Vegas Photo Essay

As many of you have either read or guessed, I’ve been in Vegas for a week. My wife had a convention and it was our anniversary so I figured, what the heck…

I did get out and about this week, and here are some photos and thoughts on Sin City’s Transportation Network.

Vegas’ famous "The Strip" is known for having thousands of places to spend money. Walking down the strip isn’t just fun (and potentially expensive) its also safe. The sidewalks are wide, the crosswalks are well marked and often feature countdown signals, and in areas where the road is wide there are pedestrian bridges that are safe, well lighted, and have other attractions to entertain and draw people.


Not to say Vegas is some sort of pedestrian haven. Just off The Strip, the sidewalks are narrow and broken, the signals are mis-timed, the crosswalks are faded. Basically, except for strip, Vegas is a pedestrian disaster.

I don’t really have a lot to say about the sign on the left, I just thought it was hilarious.

I found Vegas’ famous monorail to be convenient yet somewhat annoying. The $5 fare makes it comparably priced to taking a cab if you have more than one person traveling and aren’t traveling the entire length of the trip (which I was since we stayed at MGM and her conference was in The Riviera). Frequent "pro-monorail" announcements on the trip are actually advertisements for the attractions at various casinos. The most annoying was an ad for David Copperfield that bragged about his fast hands…an odd promo for a guy who just canceled seven weeks of shows because of accusations of sexual assault.
Also, my stop forced me into the casino at the Hilton and its culde-sac before allowing me street access. Probably added at least 5 minutes to my trip every time I headed to the convention center.

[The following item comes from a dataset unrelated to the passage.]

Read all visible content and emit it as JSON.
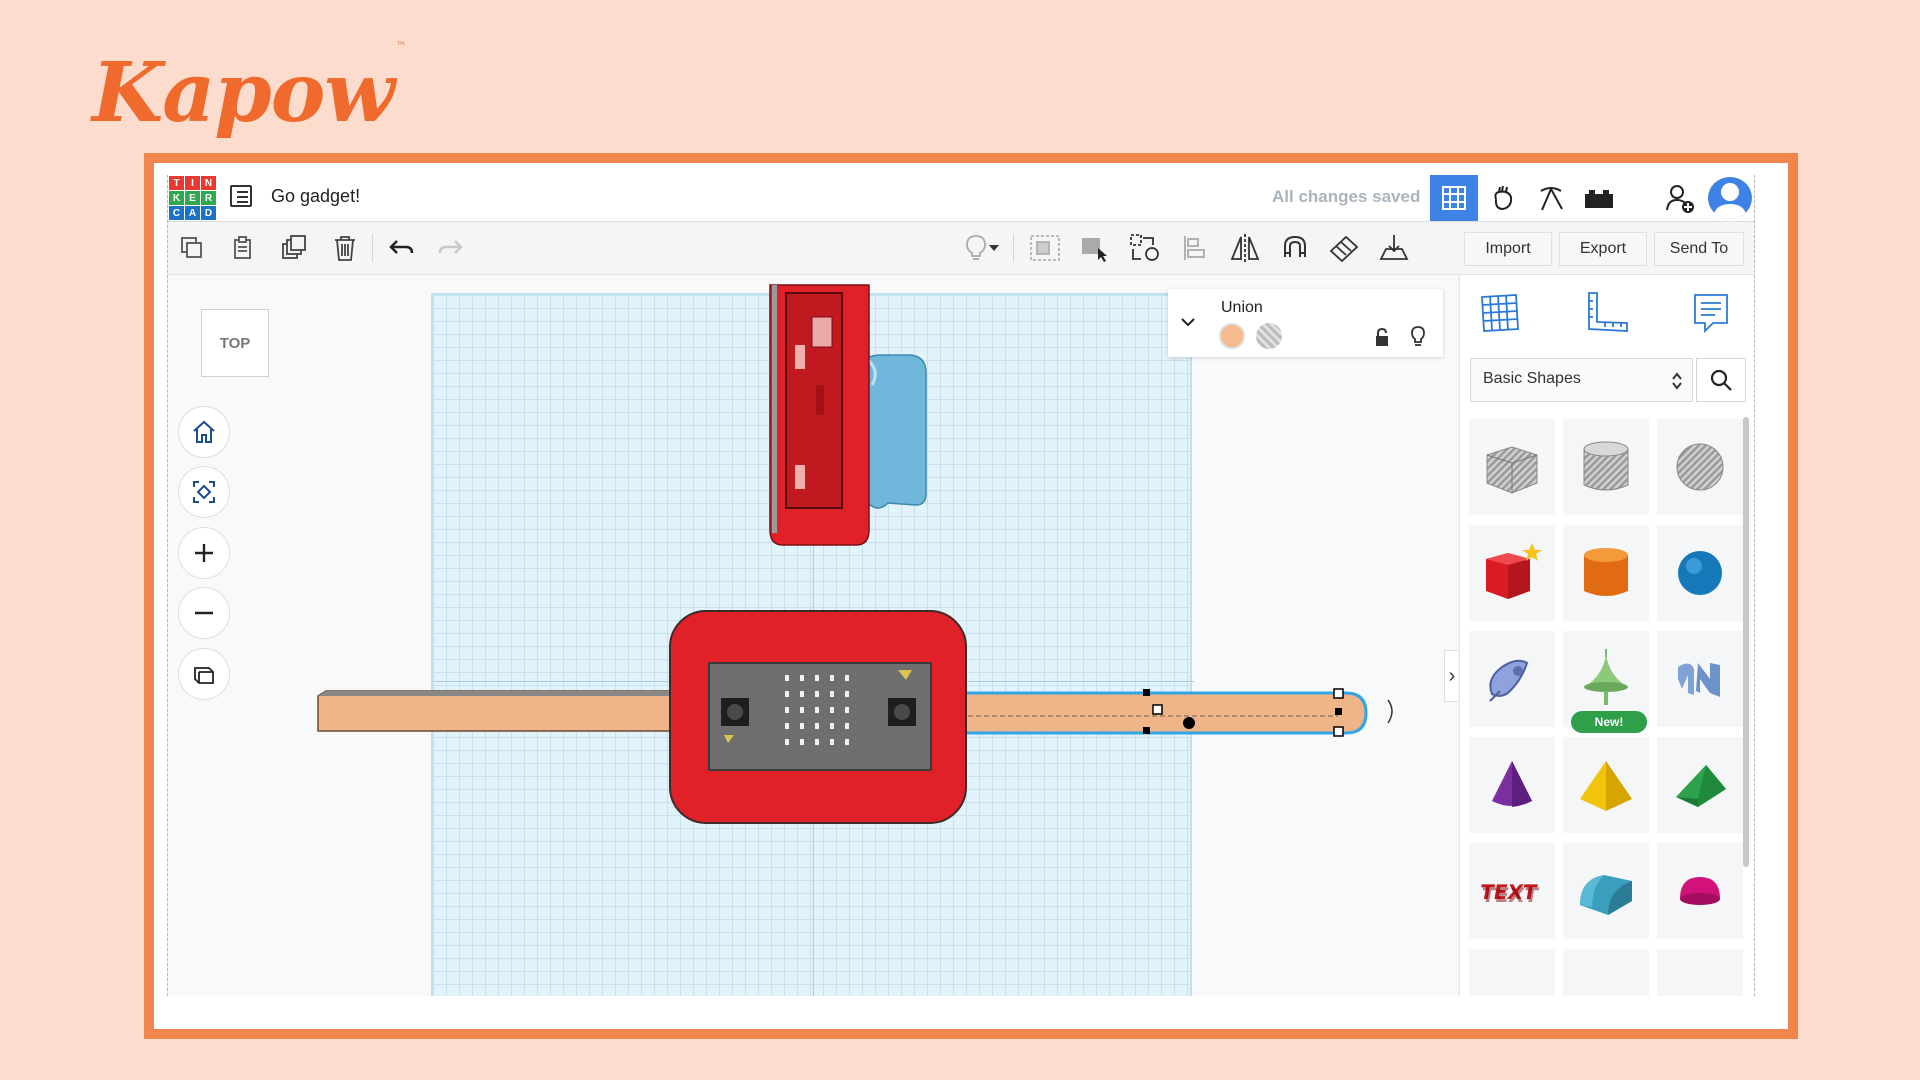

Lastly, it should be noted that ridership was sparse, and I was usually commuting at rush hour. My bell hop actually tried to talk us out of musing the monorail claiming the "mono" meant it ran "once a year." In truth, I never waited more than five minutes for a train, and outside of the price and the goofy announcements the trip was easy and enjoyable.

Don’t ever let anyone tell you nobody in Vegas took transit. The buses were packed every time they rumbled past me while I was out for a stroll.

But taxi is still king for tourists in Sin City. That little black line at the end of the picture marks the beginning of the taxi line at the Hilton during rush hour. The guy in the gray suit marks the end.

  • Joe Shaw

    The problem with the monorail is that it takes you half an hour to walk there through a casino, and by the time you’ve spent walking to and from the monorail, you probably could’ve walked to your destination in that time and it might not have taken so long.